Sunday, August 2, 2015

MEDIAVORE ~ WEEKLY COMICS HAUL REPORT

Welcome to the first in what I hope will be a regular, weekly Mediavore-branded sub-series, in which I give recommendations from, and bullet reviews of, my weekly comics haul.

WE STAND ON GUARD #1 (Image, $2.99) ~ This is an odd new title from Image, in which veteran scribe Brian K. Vaughan presents us with a grim vision of war between the United States and Canada. The story kicks off in 2112 (a nod to Canadian prog power-trio Rush), when the States' military obliterates Ottawa via missiles, then launches a land invasion, ostensibly in retaliation for a September 11-style terrorist attack that somehow gets blamed on the Great White North (I figure it's going to be exposed as a false flag attack ginned up as an excuse to go after Canada's fresh water supply in a future issue).
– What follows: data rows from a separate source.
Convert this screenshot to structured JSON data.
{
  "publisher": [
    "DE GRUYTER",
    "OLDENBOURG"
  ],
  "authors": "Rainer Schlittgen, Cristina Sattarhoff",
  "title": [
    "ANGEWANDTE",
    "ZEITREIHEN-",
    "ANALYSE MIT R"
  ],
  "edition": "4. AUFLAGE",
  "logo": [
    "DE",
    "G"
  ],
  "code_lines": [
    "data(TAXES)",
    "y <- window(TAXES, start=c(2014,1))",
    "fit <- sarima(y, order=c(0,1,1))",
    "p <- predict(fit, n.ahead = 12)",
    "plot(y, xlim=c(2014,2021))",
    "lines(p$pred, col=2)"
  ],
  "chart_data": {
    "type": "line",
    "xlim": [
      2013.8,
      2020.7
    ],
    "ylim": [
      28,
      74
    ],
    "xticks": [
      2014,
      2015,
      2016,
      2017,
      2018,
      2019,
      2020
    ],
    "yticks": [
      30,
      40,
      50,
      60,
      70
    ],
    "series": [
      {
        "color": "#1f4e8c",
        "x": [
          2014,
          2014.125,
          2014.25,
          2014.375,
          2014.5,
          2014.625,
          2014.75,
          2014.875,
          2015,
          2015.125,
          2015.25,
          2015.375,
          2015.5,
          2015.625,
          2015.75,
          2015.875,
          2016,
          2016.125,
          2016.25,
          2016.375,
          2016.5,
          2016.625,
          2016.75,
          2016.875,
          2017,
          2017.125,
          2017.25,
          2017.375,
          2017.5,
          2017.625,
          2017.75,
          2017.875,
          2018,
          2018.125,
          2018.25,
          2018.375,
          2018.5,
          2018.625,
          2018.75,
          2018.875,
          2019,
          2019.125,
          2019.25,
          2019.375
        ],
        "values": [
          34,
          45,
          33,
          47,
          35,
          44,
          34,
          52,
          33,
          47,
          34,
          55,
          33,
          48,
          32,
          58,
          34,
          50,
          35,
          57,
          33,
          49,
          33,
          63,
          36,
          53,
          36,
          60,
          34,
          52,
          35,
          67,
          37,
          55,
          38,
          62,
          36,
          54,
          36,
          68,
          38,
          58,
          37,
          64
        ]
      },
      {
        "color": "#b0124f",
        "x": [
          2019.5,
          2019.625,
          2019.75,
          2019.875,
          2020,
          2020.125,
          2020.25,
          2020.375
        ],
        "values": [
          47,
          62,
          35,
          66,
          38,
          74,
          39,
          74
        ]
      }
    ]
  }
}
Jump ahead a decade or so, and a rag-tag team of Canuck survivalists dodge interceptor drones and bring down giant manned robot "mechs" with little more than their wits and their tremendous Canadian balls. The combination of angry, paranoid polemic and crazy sci-fi action/adventure is a tough sell, and I'm not sure if I'm buying yet. I'll give it another issue or two to decide once and for all.


STRANGE FRUIT #1 (Boom!, $3.99) ~ Speaking of angry polemic, here's a shockingly good idea that I'm surprised hasn't been done before: What if Superman's alien craft had crash-landed in rural Mississippi in 1927, just as the KKK was getting ready to go into the Black part of town and fuck shit up? And what if he emerged from that craft a full-grown Black man? Named after Billie Holiday's legendary anti-lynching song, this series by J.G. Jones and Mark Waid is rendered in a gorgeous, painterly style throughout, and considering the book's final image is of Black Superman covering his nudity with a Confederate flag torn from a Klansman's standard, it couldn't be more timely. If the first issue of this four-issue miniseries is any indication, I predict that Strange Fruit will be winning multiple statuettes come award season next year. Well worth checking out.




FUTURE IMPERFECT #1, #2, # 3 (Marvel, $3.99 each) ~ There's not much that I like about Marvel's ongoing, continuity-wide "event", Secret Wars 2015. With every single Marvel title taking part in this deeply flawed, pathetically transparent, and ultimately misguided attempt at copycatting Game of Thrones, the entire superhero dynamic is thrown out of whack. I mean, it's basically game over. The heroes failed and the Multiverse has collapsed into nothingness, leaving behind only Doctor Doom's personal AD&D game, populated with amnesiac versions of characters that we USED to know and love... some of them barely recognizable as such, and many of them present in multiple versions of themselves. I mean, Captain America is a barbarian who roams the various wastelands of "Battleworld" with his pet, King Dinosaur. And there's a region populated by nothing but Hulks. And there's a Great Big Wall that separates all the "Zones" from the Marvel Zombies and the Ultron Annihlation Wave... except it's on the SOUTH side of the map, so it's not another Game of Thrones rip-off! No way! Anyway, my main question about this iteration of Secret Wars is, why should we care about these heroes if there's no normal people left for them to protect and save and be heroic for? I'll have more to say about this mess in later columns, but for now, I just want to say that I picked up the first three issues of the Future Imperfect 4-part tie-in series exclusively for Greg Land's excellent renderings of both the Maestro Hulk and The Thing (even though this Thing is... ugh... General Thunderbolt Ross). I guess I'll pick up the fourth issue, even though the story is pretty much for shit. This goes to show you... good art goes a long way in comics!